Das Ganze darf man wohl als Informationsmanagement bezeichnen. Angesichts der ungeheuren Größe und Komplexität des Genoms höherer Organismen eine absolute Notwendigkeit – aber auch Grundlage für Weiterentwicklung: Schließlich müssen bei höher entwickelten Organismen zig verschiedene Zelltypen koordiniert und aufrechterhalten werden. Derzeit arbeiten die Forscher intensiv daran, die biochemischen Grundlagen dieser epigenetischen Steuerung zu enthüllen. Einer der Regelvorgänge, so hat sich herausgestellt, setzt am "Verpackungsmaterial" der DNA an. Nur durch geschickte Verpackung ist es überhaupt möglich, den zwei Meter langen DNA-Faden im Zellkern unterzubringen. Dazu wird der Faden wie bei einer Spule um Millionen von Proteinen, die Histone, herumgewickelt und diese dann perlschnurartig aneinander gereiht. So wird die DNA 10.000fach komprimiert. Die "Perlen", Nucleosomen genannt, bestehen jeweils aus einem Komplex von acht Histonproteinen und einem 147 Basenpaare langen doppelsträngigen DNA-Stück. Aufgrund ihrer grundlegenden Funktion beim Packen der DNA gehören Histone zu den am stärksten konservierten Proteinen überhaupt, d.h. sie sind über weite Strecken der Evolution nahezu unverändert geblieben: So unterscheidet sich das Histonprotein H4 von Erbse und Kuh in nur zwei der 102 Aminosäure-Positionen.

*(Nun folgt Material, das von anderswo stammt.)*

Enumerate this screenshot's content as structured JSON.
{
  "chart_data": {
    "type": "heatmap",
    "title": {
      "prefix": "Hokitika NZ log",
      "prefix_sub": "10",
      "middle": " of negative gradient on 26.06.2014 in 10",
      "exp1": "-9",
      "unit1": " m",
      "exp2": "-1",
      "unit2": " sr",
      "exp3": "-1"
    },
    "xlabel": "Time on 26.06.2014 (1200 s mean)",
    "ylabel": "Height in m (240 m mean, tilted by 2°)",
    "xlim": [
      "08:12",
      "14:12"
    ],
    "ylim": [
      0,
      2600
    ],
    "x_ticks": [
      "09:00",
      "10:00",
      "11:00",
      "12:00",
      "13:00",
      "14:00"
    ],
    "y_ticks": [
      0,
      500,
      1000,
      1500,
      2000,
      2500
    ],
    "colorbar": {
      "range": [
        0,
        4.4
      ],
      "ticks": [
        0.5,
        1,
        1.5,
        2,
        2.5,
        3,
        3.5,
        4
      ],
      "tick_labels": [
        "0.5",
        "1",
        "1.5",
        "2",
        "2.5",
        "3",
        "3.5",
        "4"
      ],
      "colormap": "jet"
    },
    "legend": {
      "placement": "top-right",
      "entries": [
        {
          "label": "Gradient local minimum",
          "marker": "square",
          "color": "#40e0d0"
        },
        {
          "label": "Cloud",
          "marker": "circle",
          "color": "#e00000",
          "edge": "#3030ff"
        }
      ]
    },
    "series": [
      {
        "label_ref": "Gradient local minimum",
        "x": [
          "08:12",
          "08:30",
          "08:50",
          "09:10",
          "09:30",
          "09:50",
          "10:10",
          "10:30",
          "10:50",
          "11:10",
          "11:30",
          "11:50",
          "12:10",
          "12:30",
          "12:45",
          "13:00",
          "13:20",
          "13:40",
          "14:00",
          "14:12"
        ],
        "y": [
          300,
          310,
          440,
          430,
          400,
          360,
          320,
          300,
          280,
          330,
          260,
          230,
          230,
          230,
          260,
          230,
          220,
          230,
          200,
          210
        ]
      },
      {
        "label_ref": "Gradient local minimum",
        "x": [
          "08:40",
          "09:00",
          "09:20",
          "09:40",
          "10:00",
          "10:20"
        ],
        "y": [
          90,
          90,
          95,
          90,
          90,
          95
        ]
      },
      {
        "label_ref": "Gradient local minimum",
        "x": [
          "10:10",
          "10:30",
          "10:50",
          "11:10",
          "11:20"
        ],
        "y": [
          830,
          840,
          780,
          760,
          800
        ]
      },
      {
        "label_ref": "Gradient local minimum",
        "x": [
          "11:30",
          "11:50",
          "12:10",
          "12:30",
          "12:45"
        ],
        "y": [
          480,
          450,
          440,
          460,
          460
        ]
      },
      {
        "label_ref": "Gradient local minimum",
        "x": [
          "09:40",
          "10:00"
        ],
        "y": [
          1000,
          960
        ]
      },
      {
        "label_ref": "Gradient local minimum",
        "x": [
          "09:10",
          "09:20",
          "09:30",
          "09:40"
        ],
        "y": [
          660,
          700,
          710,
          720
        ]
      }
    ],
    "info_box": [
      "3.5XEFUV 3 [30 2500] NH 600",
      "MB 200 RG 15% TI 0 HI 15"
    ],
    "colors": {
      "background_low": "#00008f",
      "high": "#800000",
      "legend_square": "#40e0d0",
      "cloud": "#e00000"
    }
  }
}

Die eingangs erwähnten, kleinen chemischen Markierungen sitzen an Proteinschwänzen der Histone und ragen aus den "Nucleosom-Spulen" heraus. Sie kontrollieren zahlreiche Eigenschaften des Chromatins, jenes DNA-Protein-Komplexes, aus dem die Chromosomen bestehen. Damit Enzyme die Erbgut-Informationen lesen und abschreiben können, muss die betreffende DNA-Region für sie zugänglich sein. Zugang finden sie jedoch nur, wenn die Erbsubstanz – beispielsweise durch Acetylierung dieser Histonschwänze – in lockerer Form als sogenanntes Euchromatin vorliegt. Die zusätzlich angehängten Acetylgruppen heben nämlich die positiven Ladungen der Histonschwänze auf. So können die negativ geladenen DNA-Moleküle nicht mehr hinreichend neutralisiert werden; es kommt zu einer Destabilisierung der Chromatinstruktur. Auch eine Phosphorylierung der Histonschwänze verändert durch zusätzliche negative Ladungen den Packungszustand des Chromatins und erleichtert das Ablesen bestimmter DNA-Regionen.

Durch Reduktion der Acetylgruppen oder auch eine Methylierung der Histone nimmt dagegen die Packungsdichte des Chromatins zu. Damit sinkt die Wahrscheinlichkeit, dass eine DNA-Sequenz abgelesen wird und so ihre Funktion ausüben kann. Die Forscher bezeichnen solche Bereiche als Heterochromatin. In einer typischen Säugerzelle liegen etwa zehn Prozent des Genoms dauerhaft als Heterochromatin vor (konstitutives Hetrochromatin). Besonders konzentriert findet es sich im Bereich der Telomere (die "Schutzkappen" an den Chromosomenenden) und der Centromere, wo es eine wichtige Rolle bei der Trennung der Chromosomen während der Zellteilung spielt. Indem die Zelle bestimmte genetische Abschnitte in Heterochromatin verpackt, kann sie diese "stilllegen" und somit ihr Genom beispielsweise gegen die Übernahme durch "parasitäre" mobile Elemente (sogenannte Transposons) schützen. Sie kann aber auch gerade nicht benötigte Gene, die in anderen Zelltypen durchaus aktiv sein können, auf diese Weise epigenetisch ausschalten.